How Much Does Tuckpointing Cost?
Tuckpointing is a common form of mortar joint repair for stone or brick masonry walls. It generally refers to the process of repairing mortar joints by means of grinding or taking out the old mortar to a particular depth and then refilling it with new mortar. The process is an important preventive measure that can protect the home from the inevitable wear and tear that takes place over time. Additionally, it extends the life of the masonry and enhances the structural integrity in the walls of the property.
How much does it cost?
- At Atek Building, a company in St Louis, Montana, that specializes in masonry solutions with brick and stone work, the cost of tuckpointing is approximately $3 to $6 per square foot for the first 10 feet in height and $5 to $10 for those above that.
- According to HomeAdvisor.com, a typical tuckpointing job costs about $7 to $10 per square foot under normal conditions. The quantity, accessibility, and condition of existing joints can indicate how much the tuckpointing job would cost.

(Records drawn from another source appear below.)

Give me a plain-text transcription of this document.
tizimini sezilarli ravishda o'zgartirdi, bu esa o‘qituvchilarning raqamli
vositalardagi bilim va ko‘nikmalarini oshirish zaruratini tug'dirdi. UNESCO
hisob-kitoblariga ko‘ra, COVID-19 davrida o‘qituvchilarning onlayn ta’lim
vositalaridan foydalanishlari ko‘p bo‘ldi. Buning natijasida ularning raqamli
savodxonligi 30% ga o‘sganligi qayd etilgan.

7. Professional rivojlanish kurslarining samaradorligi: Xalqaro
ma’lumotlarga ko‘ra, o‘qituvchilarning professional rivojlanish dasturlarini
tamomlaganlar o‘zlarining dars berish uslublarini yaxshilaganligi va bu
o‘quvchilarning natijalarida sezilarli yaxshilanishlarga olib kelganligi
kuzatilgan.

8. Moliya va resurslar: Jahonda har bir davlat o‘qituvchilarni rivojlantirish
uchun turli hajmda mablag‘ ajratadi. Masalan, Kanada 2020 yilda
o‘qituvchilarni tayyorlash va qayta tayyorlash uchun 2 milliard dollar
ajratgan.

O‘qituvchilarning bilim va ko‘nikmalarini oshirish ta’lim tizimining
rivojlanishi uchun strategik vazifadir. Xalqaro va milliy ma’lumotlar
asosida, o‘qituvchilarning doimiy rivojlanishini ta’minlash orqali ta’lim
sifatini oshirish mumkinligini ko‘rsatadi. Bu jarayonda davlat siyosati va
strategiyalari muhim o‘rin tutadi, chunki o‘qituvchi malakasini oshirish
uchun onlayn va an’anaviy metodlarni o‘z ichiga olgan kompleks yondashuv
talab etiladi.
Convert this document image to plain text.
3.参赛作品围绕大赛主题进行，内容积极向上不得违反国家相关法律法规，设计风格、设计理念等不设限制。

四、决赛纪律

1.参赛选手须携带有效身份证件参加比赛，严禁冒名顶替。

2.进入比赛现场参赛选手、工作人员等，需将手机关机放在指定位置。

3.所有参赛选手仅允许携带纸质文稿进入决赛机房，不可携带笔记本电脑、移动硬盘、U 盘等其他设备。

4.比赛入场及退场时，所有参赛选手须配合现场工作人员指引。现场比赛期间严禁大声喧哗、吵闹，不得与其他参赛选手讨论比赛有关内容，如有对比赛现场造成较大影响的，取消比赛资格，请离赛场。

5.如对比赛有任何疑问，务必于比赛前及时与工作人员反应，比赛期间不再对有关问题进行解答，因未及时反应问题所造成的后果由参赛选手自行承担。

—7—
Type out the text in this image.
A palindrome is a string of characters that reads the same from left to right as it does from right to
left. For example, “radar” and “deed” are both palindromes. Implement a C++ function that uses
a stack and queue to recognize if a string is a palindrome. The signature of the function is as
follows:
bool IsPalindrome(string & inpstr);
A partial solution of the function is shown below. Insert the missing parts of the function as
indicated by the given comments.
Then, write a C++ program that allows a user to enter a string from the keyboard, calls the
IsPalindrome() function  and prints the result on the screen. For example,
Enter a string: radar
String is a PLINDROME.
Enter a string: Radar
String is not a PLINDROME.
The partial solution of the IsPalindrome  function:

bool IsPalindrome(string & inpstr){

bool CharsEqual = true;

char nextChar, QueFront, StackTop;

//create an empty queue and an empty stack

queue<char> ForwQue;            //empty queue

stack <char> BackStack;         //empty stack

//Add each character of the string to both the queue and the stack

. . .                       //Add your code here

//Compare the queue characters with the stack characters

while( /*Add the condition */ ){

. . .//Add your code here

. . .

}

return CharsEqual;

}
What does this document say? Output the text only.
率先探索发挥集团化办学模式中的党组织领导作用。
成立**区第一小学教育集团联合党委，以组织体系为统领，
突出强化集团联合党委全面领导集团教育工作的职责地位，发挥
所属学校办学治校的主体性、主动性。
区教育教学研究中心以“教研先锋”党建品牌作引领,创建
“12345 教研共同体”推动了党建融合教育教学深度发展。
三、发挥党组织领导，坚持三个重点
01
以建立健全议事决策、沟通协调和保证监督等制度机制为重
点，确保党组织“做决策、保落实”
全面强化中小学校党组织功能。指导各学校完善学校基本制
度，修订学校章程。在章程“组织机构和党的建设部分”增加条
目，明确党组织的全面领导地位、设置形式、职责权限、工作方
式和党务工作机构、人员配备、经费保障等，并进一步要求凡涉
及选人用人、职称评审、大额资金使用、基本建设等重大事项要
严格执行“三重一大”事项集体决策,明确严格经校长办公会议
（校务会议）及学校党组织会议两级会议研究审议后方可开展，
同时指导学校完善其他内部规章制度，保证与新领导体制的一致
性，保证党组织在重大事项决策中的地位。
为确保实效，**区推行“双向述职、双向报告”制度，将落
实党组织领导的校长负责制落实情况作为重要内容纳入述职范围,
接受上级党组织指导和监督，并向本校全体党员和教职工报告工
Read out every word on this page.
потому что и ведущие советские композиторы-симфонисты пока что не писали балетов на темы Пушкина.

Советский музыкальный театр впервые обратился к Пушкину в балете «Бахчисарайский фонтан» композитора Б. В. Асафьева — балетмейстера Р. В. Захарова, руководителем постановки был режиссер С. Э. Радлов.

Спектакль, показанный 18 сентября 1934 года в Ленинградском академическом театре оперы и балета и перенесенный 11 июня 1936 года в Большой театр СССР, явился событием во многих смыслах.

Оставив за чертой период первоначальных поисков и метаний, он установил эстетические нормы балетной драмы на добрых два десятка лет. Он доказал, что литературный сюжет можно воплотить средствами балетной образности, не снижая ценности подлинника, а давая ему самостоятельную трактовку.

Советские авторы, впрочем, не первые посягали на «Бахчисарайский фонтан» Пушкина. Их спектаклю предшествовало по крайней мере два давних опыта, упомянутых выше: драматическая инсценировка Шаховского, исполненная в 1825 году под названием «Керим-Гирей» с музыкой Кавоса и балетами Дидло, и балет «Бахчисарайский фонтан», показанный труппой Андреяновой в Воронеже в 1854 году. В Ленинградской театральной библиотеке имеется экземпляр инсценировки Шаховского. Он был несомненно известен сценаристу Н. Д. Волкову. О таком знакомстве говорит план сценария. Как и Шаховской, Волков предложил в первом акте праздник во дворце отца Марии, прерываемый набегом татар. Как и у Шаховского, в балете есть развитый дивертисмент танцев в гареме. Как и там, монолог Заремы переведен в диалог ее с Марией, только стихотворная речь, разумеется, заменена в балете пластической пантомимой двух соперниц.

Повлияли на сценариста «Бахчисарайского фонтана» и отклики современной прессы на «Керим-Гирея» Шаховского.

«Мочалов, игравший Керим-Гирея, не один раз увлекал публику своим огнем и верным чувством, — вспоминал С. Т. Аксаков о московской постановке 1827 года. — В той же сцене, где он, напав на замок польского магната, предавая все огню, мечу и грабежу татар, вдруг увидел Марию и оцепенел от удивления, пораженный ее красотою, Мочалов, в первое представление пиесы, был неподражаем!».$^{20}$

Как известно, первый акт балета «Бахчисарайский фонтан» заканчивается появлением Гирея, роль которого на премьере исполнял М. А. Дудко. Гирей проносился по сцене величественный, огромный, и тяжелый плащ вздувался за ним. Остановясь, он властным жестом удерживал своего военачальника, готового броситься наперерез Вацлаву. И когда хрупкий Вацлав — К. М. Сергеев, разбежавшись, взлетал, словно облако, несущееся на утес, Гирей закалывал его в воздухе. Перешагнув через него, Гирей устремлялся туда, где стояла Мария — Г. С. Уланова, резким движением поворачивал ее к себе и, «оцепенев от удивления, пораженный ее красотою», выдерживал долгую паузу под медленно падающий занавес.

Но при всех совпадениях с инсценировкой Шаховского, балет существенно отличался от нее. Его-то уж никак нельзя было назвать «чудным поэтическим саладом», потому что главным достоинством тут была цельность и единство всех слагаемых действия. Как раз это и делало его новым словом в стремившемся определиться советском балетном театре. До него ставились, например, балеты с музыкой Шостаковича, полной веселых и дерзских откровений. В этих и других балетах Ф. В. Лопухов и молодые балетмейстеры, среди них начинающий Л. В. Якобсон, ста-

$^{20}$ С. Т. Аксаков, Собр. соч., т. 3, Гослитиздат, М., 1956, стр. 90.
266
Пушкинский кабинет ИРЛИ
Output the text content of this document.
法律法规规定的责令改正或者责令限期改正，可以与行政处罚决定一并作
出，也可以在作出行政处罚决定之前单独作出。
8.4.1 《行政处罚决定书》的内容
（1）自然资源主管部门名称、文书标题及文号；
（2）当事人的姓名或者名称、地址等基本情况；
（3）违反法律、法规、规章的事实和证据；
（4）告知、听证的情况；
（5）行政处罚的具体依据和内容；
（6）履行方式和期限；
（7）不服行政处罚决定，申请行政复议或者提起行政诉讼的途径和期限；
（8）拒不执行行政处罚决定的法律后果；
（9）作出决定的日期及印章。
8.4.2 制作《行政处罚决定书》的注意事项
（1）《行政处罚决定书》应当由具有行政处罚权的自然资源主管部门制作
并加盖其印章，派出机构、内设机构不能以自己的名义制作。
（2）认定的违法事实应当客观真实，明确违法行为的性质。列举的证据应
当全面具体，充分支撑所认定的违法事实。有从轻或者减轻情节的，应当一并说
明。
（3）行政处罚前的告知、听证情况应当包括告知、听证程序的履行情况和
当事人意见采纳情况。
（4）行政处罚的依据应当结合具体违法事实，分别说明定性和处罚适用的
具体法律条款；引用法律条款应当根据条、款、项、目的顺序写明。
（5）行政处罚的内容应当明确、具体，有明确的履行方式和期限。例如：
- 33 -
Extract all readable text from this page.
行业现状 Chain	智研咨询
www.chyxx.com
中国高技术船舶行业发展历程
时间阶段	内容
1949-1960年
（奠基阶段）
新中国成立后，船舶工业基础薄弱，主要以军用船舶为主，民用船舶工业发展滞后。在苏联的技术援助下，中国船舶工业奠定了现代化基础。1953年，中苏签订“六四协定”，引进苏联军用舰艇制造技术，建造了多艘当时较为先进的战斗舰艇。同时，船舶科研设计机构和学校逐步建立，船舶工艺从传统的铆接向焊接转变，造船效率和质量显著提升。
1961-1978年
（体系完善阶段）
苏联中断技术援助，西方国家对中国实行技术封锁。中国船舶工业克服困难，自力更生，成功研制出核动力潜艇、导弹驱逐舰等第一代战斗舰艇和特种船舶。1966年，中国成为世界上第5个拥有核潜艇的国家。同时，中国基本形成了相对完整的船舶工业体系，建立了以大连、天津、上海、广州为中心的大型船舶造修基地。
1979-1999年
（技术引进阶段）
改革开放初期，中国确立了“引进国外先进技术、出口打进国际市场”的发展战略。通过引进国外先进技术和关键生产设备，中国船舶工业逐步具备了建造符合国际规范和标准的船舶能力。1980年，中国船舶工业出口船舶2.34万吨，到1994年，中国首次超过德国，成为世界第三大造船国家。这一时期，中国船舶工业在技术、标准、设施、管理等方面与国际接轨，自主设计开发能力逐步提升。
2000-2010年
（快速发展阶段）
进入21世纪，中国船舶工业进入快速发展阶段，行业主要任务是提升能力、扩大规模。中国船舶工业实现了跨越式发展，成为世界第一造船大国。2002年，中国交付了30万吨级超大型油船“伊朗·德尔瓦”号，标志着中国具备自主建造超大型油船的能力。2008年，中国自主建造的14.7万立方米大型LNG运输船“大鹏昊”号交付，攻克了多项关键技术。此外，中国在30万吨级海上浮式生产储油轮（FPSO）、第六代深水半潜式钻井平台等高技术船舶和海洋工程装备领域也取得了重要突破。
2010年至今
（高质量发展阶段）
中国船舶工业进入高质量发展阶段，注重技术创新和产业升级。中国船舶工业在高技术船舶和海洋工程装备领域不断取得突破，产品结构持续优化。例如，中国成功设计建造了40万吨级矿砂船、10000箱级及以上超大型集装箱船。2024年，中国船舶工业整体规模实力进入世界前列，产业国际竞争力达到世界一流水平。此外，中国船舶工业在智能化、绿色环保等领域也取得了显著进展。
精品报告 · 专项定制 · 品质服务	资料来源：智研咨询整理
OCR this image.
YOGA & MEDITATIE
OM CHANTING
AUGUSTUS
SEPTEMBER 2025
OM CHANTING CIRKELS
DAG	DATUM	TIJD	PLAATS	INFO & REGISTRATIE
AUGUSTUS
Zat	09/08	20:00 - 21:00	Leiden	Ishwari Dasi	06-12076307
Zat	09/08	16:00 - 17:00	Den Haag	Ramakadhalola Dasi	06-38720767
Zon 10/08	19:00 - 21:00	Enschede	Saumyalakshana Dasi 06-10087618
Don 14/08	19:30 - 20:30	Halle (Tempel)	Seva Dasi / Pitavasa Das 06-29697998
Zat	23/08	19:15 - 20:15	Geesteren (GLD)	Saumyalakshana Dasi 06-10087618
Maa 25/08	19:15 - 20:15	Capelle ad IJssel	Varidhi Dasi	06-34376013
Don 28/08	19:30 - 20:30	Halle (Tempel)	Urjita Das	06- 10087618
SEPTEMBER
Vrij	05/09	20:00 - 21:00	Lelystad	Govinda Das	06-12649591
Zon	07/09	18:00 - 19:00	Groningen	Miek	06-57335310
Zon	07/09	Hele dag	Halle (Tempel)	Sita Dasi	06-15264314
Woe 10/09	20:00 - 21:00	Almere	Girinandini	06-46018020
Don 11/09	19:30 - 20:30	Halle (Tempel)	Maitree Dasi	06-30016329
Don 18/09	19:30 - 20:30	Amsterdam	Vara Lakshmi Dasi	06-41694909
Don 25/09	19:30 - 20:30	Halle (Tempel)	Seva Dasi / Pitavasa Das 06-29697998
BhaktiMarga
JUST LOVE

- DIYornot.com estimates that the cost to tuckpoint a chimney is $778 if the task is performed by a mason. The price covers the task of repointing loose mortar on a 300 sq ft-chimney. The same project costs $175 for a do-it-yourself job. The amount covers the cost of the materials and renting the needed scaffolding.
What is going to be included?
- With some masonry repair companies, the wall is first prepared by grinding out the old mortar, leaving only the stable layer. After grinding, the new mortar is “tucked” into the grounded-out joint with the use of a device called the pointing trowel. A concave outline is then created in the joint for a waterproof seal.
- The tuckpointing process can involve a number of sub-tasks, such as replacing new bricks, brushing to give the joint a new finish, using chemicals to give a clean and natural look, and cleaning the site once the project is completed.
- Tuckpointing is ideal for buildings with red or brown bricks. Depending on the size and complexity of a job, a tuckpointing project can be completed between 3 and 5 days. Smaller projects can be finished in a day, whereas very large projects can take weeks or even months. When applied properly, tuckpointing can last more than 20 years without any noticeable dilapidation.
What are the extra costs?
- Extra charges can stem from additional tasks such as brick work, brick repair, minor relays, as well as cleaning and restoration. Another additional cost is the application of a masonry waterproofer, which may be necessary after the completion of a project, particularly in homes located in areas where the tuckpointing work can be affected by the weather conditions.
Factors that influence the price:
- Location. The location of the home where the tuckpointing project will be done affects the price of the task. Some locations will have higher rates, especially those that are located in prime or metropolitan areas.
- Material. The quality of the material chosen for the tuckpointing work has an effect on the overall costs. The best materials are often more expensive, but they are usually guaranteed to last longer. The cheaper ones, on the other hand, may be easier on the pocket, but in the long run, going this way can cost a lot more because the quality will result to short-lived efficiency.
- Labor. Choosing to have professionals carry out the tuckpointing job equates to labor cost. The number of people who will be doing the repair job will obviously affect the total cost. Hiring a professional can bring up the costs more, but the job is usually done more skillfully and at the appointed schedule. Also, practiced professionals often quote higher rates owing to their experience and expertise in the field.
Tips to know:
- Tuckpointing is usually done on red-brick structures that have not gone through restoration for 20 years or longer, but it can also be done on newer buildings that have not yet been restored.
- Certain tuckpointing jobs can be classified as a do-it-yourself project, specifically small jobs that do not involve working on a high scaffold. A significant amount of money can be saved through the doing the job yourself, but the potential risks usually outweigh the savings achieved.
- Choose a mason or a masonry repair service basing on quality of work and experience. Price should not be a top priority. Quality work comes with a price, but the end result ensures durability for years. Before making a choice, make sure to ask the company to provide references from their previous work. Also, check if they are recognized by the Better Business Bureau.
Questions to ask:
- When is the right time for a tuckpointing job? How do I know if my home needs it?
- How long will the job take?
- How long does tuckpointing last?
- When is it too late to tuckpoint?
- Will you be able to match the mortar and the building?
- How long have you been in the business?
- Are you licensed and insured?
- Do you guarantee your work?
- Do you offer bulk or discount packages?
- Do you offer cash discounts?
How can I save money?
- Speak with the contractor to find ways to keep the costs down. The reputable ones will willingly inspect your home, examine the original tuckpointing mortar that the builders used, and provide an estimate on your likely tuckpointing expenses without charge.
- Get bids from several service providers. Compare the rates, the scope of tuckpointing work they plan to do, how many people will be working on the project, as well as other estimated costs. Doing this can provide a way to decide on the most cost-effective choice.